Le 16 septembre 2017, dans la soirée, Ramon Esono Ebalé est arrêté, en compagnie de deux ressortissants espagnols, par des agents de la Sûreté de l’Etat à la sortie d’un restaurant de Malabo. Ils sont menottés, leurs téléphones portables confisqués, puis sont transférés au niveau du Bureau de lutte contre le terrorisme et les activités dangereuses. Les deux espagnols seront rapidement libérés. Mais Ramon Esono Ebalé est interrogé sur ses dessins critiquant le Président Teodoro Obiang Nguema, notamment dans « La Pesadilla de Obi ». Les agents l’avisent que ses dessins peuvent être considérés comme de la diffamation. Ramon Esono Ebalé est ensuite transféré à la prison centrale de Black Beach. Il y est toujours détenu, sans inculpation.

Contexte
La Guinée-équatoriale, riche pays pétrolier du Golfe de Guinée, est dirigée d’une main de fer par le président Teodoro Obiang Nguema depuis 1979. Dans ce pays d’un peu plus un million d’habitants, toute critique du régime et du président est proscrite et tout contrevenant risque la prison.
Afin de renouveler son passeport, Ramon Esono Ebalé, a couru le risque de revenir à Malabo le 29 août dernier. Moins de deux semaines plus tard, il était en prison...

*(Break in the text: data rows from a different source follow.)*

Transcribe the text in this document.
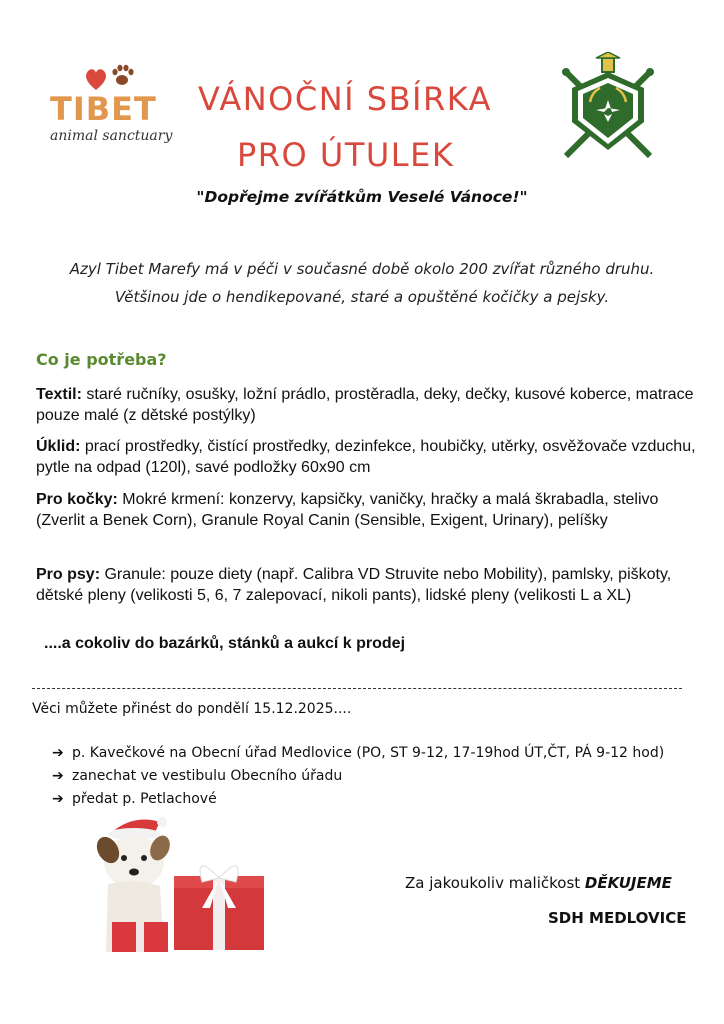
TIBET
animal sanctuary
VÁNOČNÍ SBÍRKA
PRO ÚTULEK
"Dopřejme zvířátkům Veselé Vánoce!"
Azyl Tibet Marefy má v péči v současné době okolo 200 zvířat různého druhu.
Většinou jde o hendikepované, staré a opuštěné kočičky a pejsky.
Co je potřeba?
Textil: staré ručníky, osušky, ložní prádlo, prostěradla, deky, dečky, kusové koberce, matrace pouze malé (z dětské postýlky)
Úklid: prací prostředky, čistící prostředky, dezinfekce, houbičky, utěrky, osvěžovače vzduchu, pytle na odpad (120l), savé podložky 60x90 cm
Pro kočky: Mokré krmení: konzervy, kapsičky, vaničky, hračky a malá škrabadla, stelivo (Zverlit a Benek Corn), Granule Royal Canin (Sensible, Exigent, Urinary), pelíšky
Pro psy: Granule: pouze diety (např. Calibra VD Struvite nebo Mobility), pamlsky, piškoty, dětské pleny (velikosti 5, 6, 7 zalepovací, nikoli pants), lidské pleny (velikosti L a XL)
....a cokoliv do bazárků, stánků a aukcí k prodej
Věci můžete přinést do pondělí 15.12.2025....
➔ p. Kavečkové na Obecní úřad Medlovice (PO, ST 9-12, 17-19hod ÚT,ČT, PÁ 9-12 hod)
➔ zanechat ve vestibulu Obecního úřadu
➔ předat p. Petlachové
Za jakoukoliv maličkost DĚKUJEME
SDH MEDLOVICE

Il semblerait que les autorités maintiennent Ramon Esono Ebalé en détention pour une autre affaire, fabriquée pour l’occasion, dans le but d’éviter d’être accusées de restreindre les libertés d’expression dans le pays. Selon la télévision nationale, un million de francs CFA (environ 1 500 euros) en faux billets aurait été retrouvés chez le dessinateur. Accusé de diriger une organisation se livrant au blanchiment d’argent et au faux-monnayage, Ramon Esono Ebalé encourt 40 ans d’emprisonnement pour ce délit. Le 9 octobre, les avocats du dessinateur ont déposé une requête au tribunal demandant l’audience des témoins à charge. Le tribunal n’a pas encore répondu. Si le tribunal ne se prononce pas d’ici le 30 novembre sur cette affaire, Ramon Esono Ebalé risque de demeurer en prison jusqu’à la reprise des activités judiciaires, prévue à la mi- janvier 2018.
Pour le moment, Ramon Esono Ebalé est en bonne santé et garde le moral. Il dispose en prison de papier et d’un crayon, lui permettant de continuer à dessiner.
Le 2 novembre 2017, l’organisation Cartoonists Rights Network International (CRNI) lui a décerné le prix courage dans le dessin de presse.